The Listening Post

Monuments of history or bigotry? The politics of statues

Should historic statues remain standing even if they celebrate racism? Plus, the man behind Rwanda’s hate media.

On The Listening Post this week: Should historic statues remain standing even if they celebrate racism and violence? Plus, the mastermind behind Rwanda’s hate-spewing radio station is caught.

Monuments of history or bigotry? The politics of statues

The police killing of George Floyd, a Black American, and the weeks of protests that followed in the United States have sent ripples across the Atlantic. The defining image of the demonstrations in the UK has been the toppling of a statue in the port city of Bristol; a monument to Edward Colston, a slave trader whose wealth helped build the city. Colston’s fall has offended those who say you cannot erase the past and that those who profited from slavery should not be judged by today’s moral standards. Tell that to the thousands of British demonstrators, not just people of colour, who are out to tell the real story about Britain’s role in the formation of the slave trade – the legacy of which spans the globe.


Maya Goodfellow – Author, Hostile Environment: How Immigrants Became Scapegoats

Adam Elliot-Cooper – Research Associate, University of Greenwich

Priyamvada Gopal – Author, Insurgent Empire: Anticolonial Resistance and British Dissent

Kadian Pow – Lecturer, Birmingham City University

On our radar:

Richard Gizbert speaks to producer Flo Phillips about a racist cartoon put out by the Japanese public broadcaster, NHK; and the US broadcasters reconsidering what television shows are appropriate viewing.

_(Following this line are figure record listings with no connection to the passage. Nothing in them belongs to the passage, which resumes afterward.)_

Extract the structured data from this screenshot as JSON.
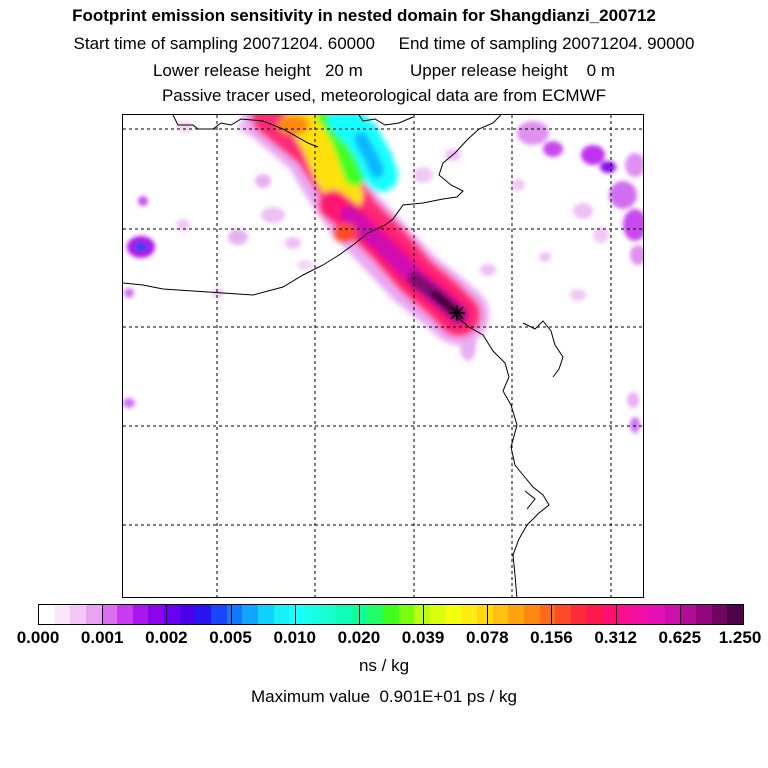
{
  "header": {
    "title": "Footprint emission sensitivity in nested domain for Shangdianzi_200712",
    "line2": "Start time of sampling 20071204. 60000     End time of sampling 20071204. 90000",
    "line3": "Lower release height   20 m          Upper release height    0 m",
    "line4": "Passive tracer used, meteorological data are from ECMWF"
  },
  "legend": {
    "tick_labels": [
      "0.000",
      "0.001",
      "0.002",
      "0.005",
      "0.010",
      "0.020",
      "0.039",
      "0.078",
      "0.156",
      "0.312",
      "0.625",
      "1.250"
    ],
    "unit": "ns / kg",
    "max_value": "Maximum value  0.901E+01 ps / kg",
    "colors": [
      "#ffffff",
      "#fbe6fb",
      "#f3c8f6",
      "#eaa2f2",
      "#dc6ef0",
      "#c83cf0",
      "#a818ee",
      "#8a06ea",
      "#6a00f0",
      "#4a00ea",
      "#2a14f0",
      "#1846f8",
      "#1078ff",
      "#10a6ff",
      "#10d2ff",
      "#18f0f8",
      "#18ffff",
      "#18ffe8",
      "#18ffd2",
      "#10ffb8",
      "#10ff9a",
      "#20ff66",
      "#40ff20",
      "#7aff10",
      "#b8ff10",
      "#dcff10",
      "#f4ff10",
      "#ffec10",
      "#ffd810",
      "#ffc010",
      "#ffa410",
      "#ff8810",
      "#ff6a1a",
      "#ff4a28",
      "#ff2a3a",
      "#ff1a4c",
      "#ff1070",
      "#f81090",
      "#f010a6",
      "#e210b6",
      "#cc10ae",
      "#b00e98",
      "#92087c",
      "#700660",
      "#4e0448"
    ]
  },
  "map": {
    "receptor": "Shangdianzi"
  }
}
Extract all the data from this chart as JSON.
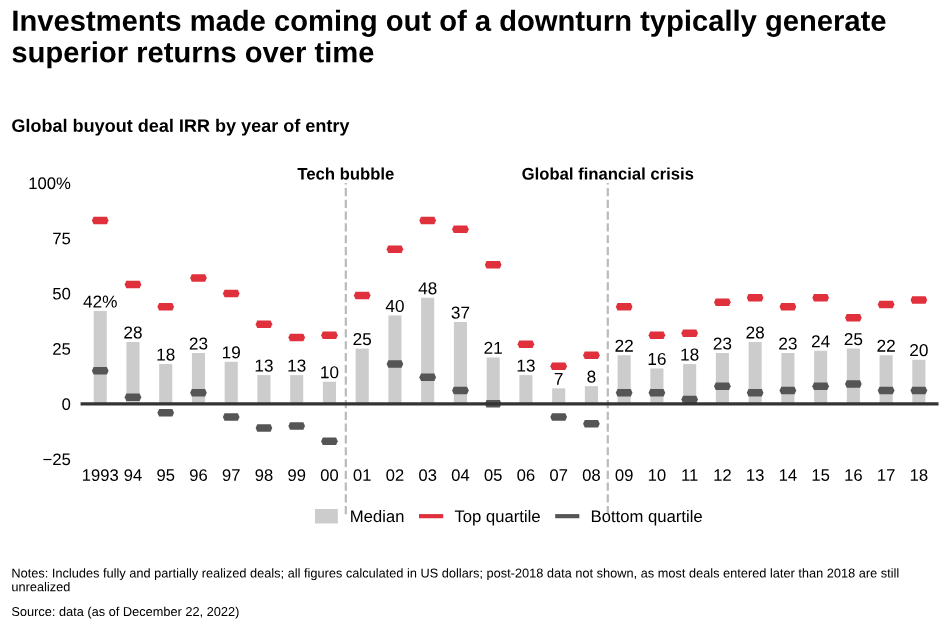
{
  "chart_data": {
    "type": "bar",
    "title": "Investments made coming out of a downturn typically generate superior returns over time",
    "subtitle": "Global buyout deal IRR by year of entry",
    "categories": [
      "1993",
      "94",
      "95",
      "96",
      "97",
      "98",
      "99",
      "00",
      "01",
      "02",
      "03",
      "04",
      "05",
      "06",
      "07",
      "08",
      "09",
      "10",
      "11",
      "12",
      "13",
      "14",
      "15",
      "16",
      "17",
      "18"
    ],
    "series": [
      {
        "name": "Median",
        "color": "#cccccc",
        "values": [
          42,
          28,
          18,
          23,
          19,
          13,
          13,
          10,
          25,
          40,
          48,
          37,
          21,
          13,
          7,
          8,
          22,
          16,
          18,
          23,
          28,
          23,
          24,
          25,
          22,
          20
        ],
        "value_labels": [
          "42%",
          "28",
          "18",
          "23",
          "19",
          "13",
          "13",
          "10",
          "25",
          "40",
          "48",
          "37",
          "21",
          "13",
          "7",
          "8",
          "22",
          "16",
          "18",
          "23",
          "28",
          "23",
          "24",
          "25",
          "22",
          "20"
        ]
      },
      {
        "name": "Top quartile",
        "type": "scatter",
        "color": "#e0303c",
        "values": [
          83,
          54,
          44,
          57,
          50,
          36,
          30,
          31,
          49,
          70,
          83,
          79,
          63,
          27,
          17,
          22,
          44,
          31,
          32,
          46,
          48,
          44,
          48,
          39,
          45,
          47
        ]
      },
      {
        "name": "Bottom quartile",
        "type": "scatter",
        "color": "#555555",
        "values": [
          15,
          3,
          -4,
          5,
          -6,
          -11,
          -10,
          -17,
          null,
          18,
          12,
          6,
          0,
          null,
          -6,
          -9,
          5,
          5,
          2,
          8,
          5,
          6,
          8,
          9,
          6,
          6
        ]
      }
    ],
    "ylim": [
      -25,
      100
    ],
    "yticks": [
      {
        "value": 100,
        "label": "100%"
      },
      75,
      50,
      25,
      0,
      {
        "value": -25,
        "label": "−25"
      }
    ],
    "grid": false,
    "legend": "bottom",
    "annotations": [
      "Tech bubble",
      "Global financial crisis",
      "Notes: Includes fully and partially realized deals; all figures calculated in US dollars; post-2018 data not shown, as most deals entered later than 2018 are still unrealized",
      "Source: data (as of December 22, 2022)"
    ]
  }
}
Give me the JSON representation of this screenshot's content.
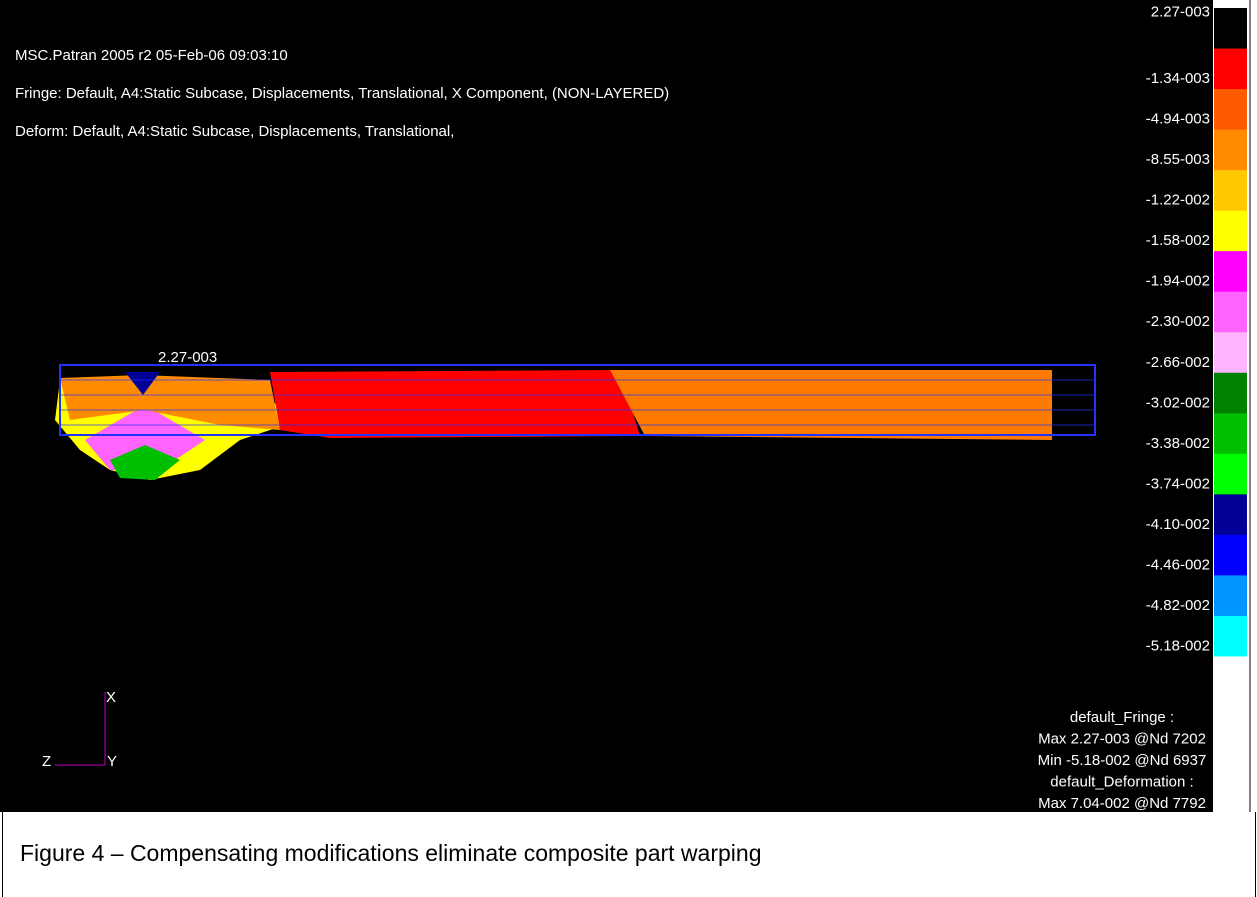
{
  "header": {
    "lines": [
      "MSC.Patran 2005 r2 05-Feb-06 09:03:10",
      "Fringe: Default, A4:Static Subcase, Displacements, Translational, X Component, (NON-LAYERED)",
      "Deform: Default, A4:Static Subcase, Displacements, Translational,"
    ]
  },
  "legend": {
    "labels": [
      "2.27-003",
      "-1.34-003",
      "-4.94-003",
      "-8.55-003",
      "-1.22-002",
      "-1.58-002",
      "-1.94-002",
      "-2.30-002",
      "-2.66-002",
      "-3.02-002",
      "-3.38-002",
      "-3.74-002",
      "-4.10-002",
      "-4.46-002",
      "-4.82-002",
      "-5.18-002"
    ],
    "colors": [
      "#000000",
      "#ff0000",
      "#ff5a00",
      "#ff8c00",
      "#ffc800",
      "#ffff00",
      "#ff00ff",
      "#ff64ff",
      "#ffb4ff",
      "#008200",
      "#00be00",
      "#00ff00",
      "#000096",
      "#0000ff",
      "#0096ff",
      "#00ffff",
      "#ffffff"
    ]
  },
  "marker_label": "2.27-003",
  "axes": {
    "x": "X",
    "y": "Y",
    "z": "Z"
  },
  "summary": [
    "default_Fringe :",
    "Max 2.27-003 @Nd 7202",
    "Min -5.18-002 @Nd 6937",
    "default_Deformation :",
    "Max 7.04-002 @Nd 7792"
  ],
  "caption": "Figure 4 – Compensating modifications eliminate composite part warping"
}
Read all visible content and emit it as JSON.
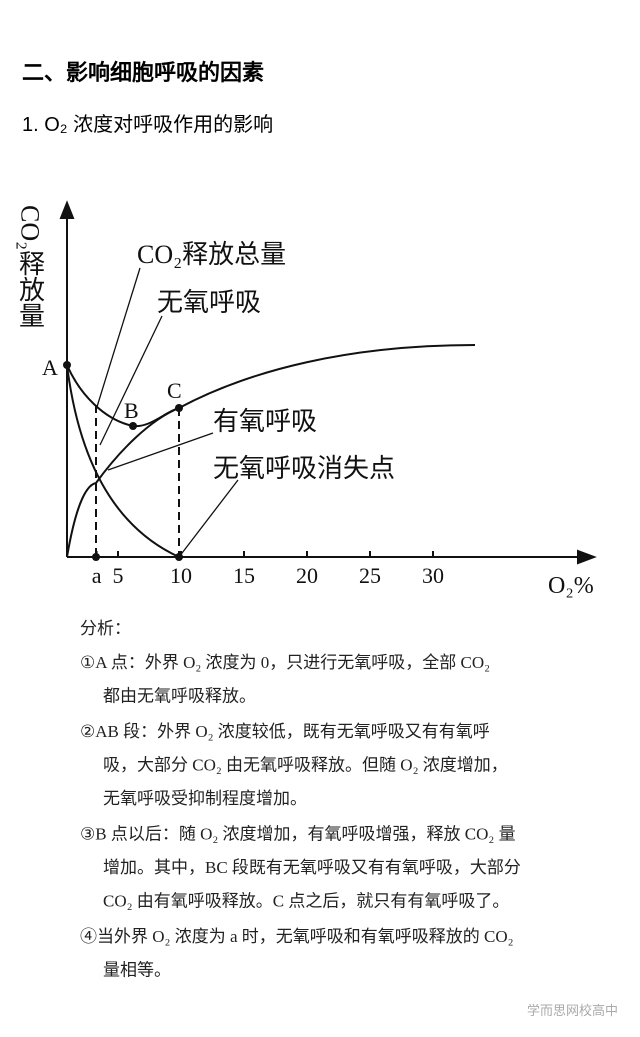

Felicien Kabuga: The man behind Rwanda’s hate media

While the media have been preoccupied with the pandemic, some important news stories have gone under-reported. One of those stories took place on May 16: the arrest, in France, of a man named Felicien Kabuga. Kabuga is accused of being a key figure behind the 1994 genocide in Rwanda which claimed the lives of about one million Tutsis and moderate Hutus. Kabuga set up and funded Radio Mille Collines, a station that now lives in infamy. RTLM, as it was known, laid the groundwork for the genocide with its incessant stigmatisation of the Tutsis and went on to play a key role in coordinating the killings. The Listening Post‘s Nic Muirhead tells the story of Felicien Kabuga and the hate media of Rwanda’s genocide.